In My Opinion: Strong As Oak

Diedre L. Badejo ’73 is deeply rooted in community.
ByDiedre L. Badejo

Consider Khalil Gibran’s passage in the chapter “On Giving” as told in 1923’s The Prophet: “They give that they may live, for to withhold is to perish … . And what desert greater shall there be than that which lies in the courage and the confidence, nay the charity, of receiving.”

Gibran intimates that humans — like trees — must give and receive freely if we are to bloom continuously. And like trees, we must also weather many storms.

I am a bicoastal sapling, and where I stand now is as much a mystery as it is a revelation. Always passionate about learning, I’ve frequently met with resistance. As a high school junior, I won a merit scholarship but a rather indolent counselor refused to guide me through the college application process. Frustrated, I took classes that summer, graduated early, got a job, got married and at 18 became a mother. After three years, I fled an abusive marriage, lost the scholarship and gained responsibility for our 16-month-old daughter. But I never lost sight of completing college. Being a first-generation college student is often fraught with such near misses.

A few years after arriving in L.A., I graduated from Los Angeles Community College and after winning a Ford Foundation scholarship, USC Dornsife offered me the gift of a second chance — and an undergraduate degree.

USC Dornsife’s Joint Educational Project (JEP), too, gave me a chance to give that which I so desperately wanted to receive. It became, and remains, an opportunity to build a ladder of hope to students destined to become “firsts” in their families.

My JEP peers and I saw in the eyes of these young students familiar bright lights telegraphing ambition, talent, vision and hope. We also saw in their classrooms despair scattered among the few outdated textbooks, long, dingy corridors and the passionate teachers exhausted with supplementing more and more materials to give their students a fighting chance. 

It was an early lesson in educational disparity that moved beyond the individual indifference that I experienced at better-funded schools, to a more structural disparity that, until then, I was unaware existed.

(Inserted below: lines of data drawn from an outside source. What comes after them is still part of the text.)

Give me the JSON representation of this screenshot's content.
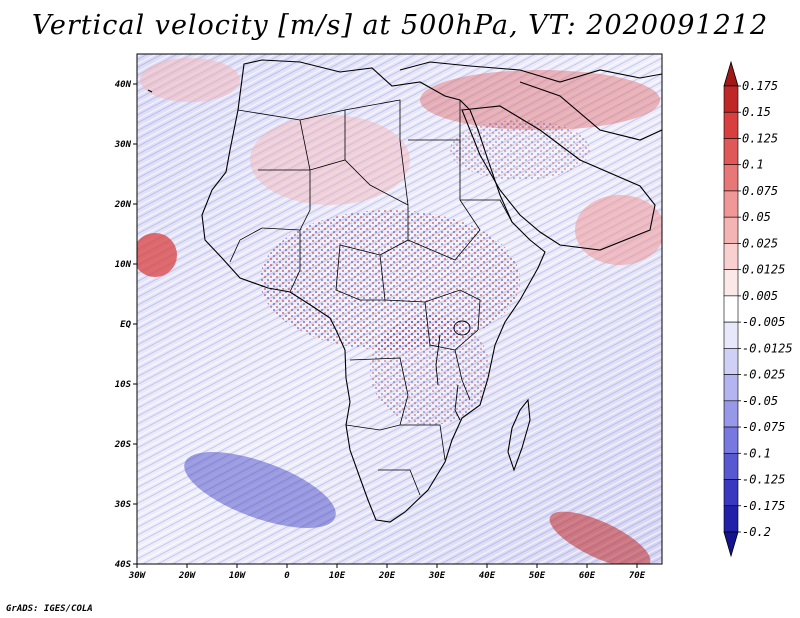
{
  "title": "Vertical velocity [m/s] at 500hPa, VT: 2020091212",
  "credit": "GrADS: IGES/COLA",
  "map": {
    "lon_range": [
      -30,
      75
    ],
    "lat_range": [
      -40,
      45
    ],
    "lat_ticks": [
      {
        "value": 40,
        "label": "40N"
      },
      {
        "value": 30,
        "label": "30N"
      },
      {
        "value": 20,
        "label": "20N"
      },
      {
        "value": 10,
        "label": "10N"
      },
      {
        "value": 0,
        "label": "EQ"
      },
      {
        "value": -10,
        "label": "10S"
      },
      {
        "value": -20,
        "label": "20S"
      },
      {
        "value": -30,
        "label": "30S"
      },
      {
        "value": -40,
        "label": "40S"
      }
    ],
    "lon_ticks": [
      {
        "value": -30,
        "label": "30W"
      },
      {
        "value": -20,
        "label": "20W"
      },
      {
        "value": -10,
        "label": "10W"
      },
      {
        "value": 0,
        "label": "0"
      },
      {
        "value": 10,
        "label": "10E"
      },
      {
        "value": 20,
        "label": "20E"
      },
      {
        "value": 30,
        "label": "30E"
      },
      {
        "value": 40,
        "label": "40E"
      },
      {
        "value": 50,
        "label": "50E"
      },
      {
        "value": 60,
        "label": "60E"
      },
      {
        "value": 70,
        "label": "70E"
      }
    ]
  },
  "colorbar": {
    "labels": [
      "0.175",
      "0.15",
      "0.125",
      "0.1",
      "0.075",
      "0.05",
      "0.025",
      "0.0125",
      "0.005",
      "-0.005",
      "-0.0125",
      "-0.025",
      "-0.05",
      "-0.075",
      "-0.1",
      "-0.125",
      "-0.175",
      "-0.2"
    ],
    "colors": [
      "#a01818",
      "#c02828",
      "#d84040",
      "#e05858",
      "#e87878",
      "#f09898",
      "#f4b4b4",
      "#f8d0d0",
      "#fbe8e8",
      "#ffffff",
      "#e8e8fb",
      "#d0d0f6",
      "#b4b4f0",
      "#9898e8",
      "#7878e0",
      "#5858d0",
      "#3838c0",
      "#2020a8",
      "#141490"
    ]
  }
}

A transformative mission emerged — to get hopeful students to see themselves as they wish to be seen, not as others wish to see them. They fueled my commitment to excel in service to those who sought to receive not just hope but also help in achieving their own goals.

Believe me, since then no matter the task, the brilliant eyes of those JEP kids continue to inspire me. Recruiting middle and secondary school students, and mentoring graduate students, junior faculty or emerging leaders invigorates new ways of thinking and doing, and keeps me grounded in the obligation of second chances.

As department chair at Kent State University, I’d ask Upward Bound high school students if they knew what department chairs did. Most didn’t. I’d explain, then ask, “Who wants my job?” As hands slowly rose, I’d say, “Your training starts today.” One young student perched between her parents and grandmother took me up on it. After being admitted, she became a work-study student in my office, then a faculty assistant and an outreach program tutor. She was last seen in graduate school preparing, as I had encouraged, to do my job.

Arriving at USC, I only knew I wanted to graduate, write, teach, research and understand the world. To me, USC was the portal to personal and community evolution. Living life fully is like being a ripple in a pond. Starting with my own family, it means disrupting patterns, creating new seascapes. Now, whatever “firsts” my children and mentees achieve, they will do so from the starting gate of their own post-secondary experiences.

Fortunately, USC’s faculty and JEP nurtured many first-generation students like me. It is often said, to whom much is given, much is expected. Today I speak with a voice that was once threatened with being silenced by enmity and fear.

Like artists sculpting bonsai trees, I believe we are responsible for bringing to light the hidden jewels of those who entrust themselves to us. As we prune and reshape them, we receive a gift that reflects our own courage, vision and labor. And that is as it should be.

Diedre L. Badejo graduated with her bachelor’s in English in 1973. A Fulbright Senior Scholar and professor of African, African Diaspora and Comparative Studies at the University of Baltimore, she’s widely published. She is also an American Council on Education (ACE) Fellow, class of 2006-07. Her pioneering work on the Yoruba goddess Osun led her to serve as content expert on the Osun Osogbo segment for a forthcoming PBS documentary, Sacred Journeys, to be aired in December 2014.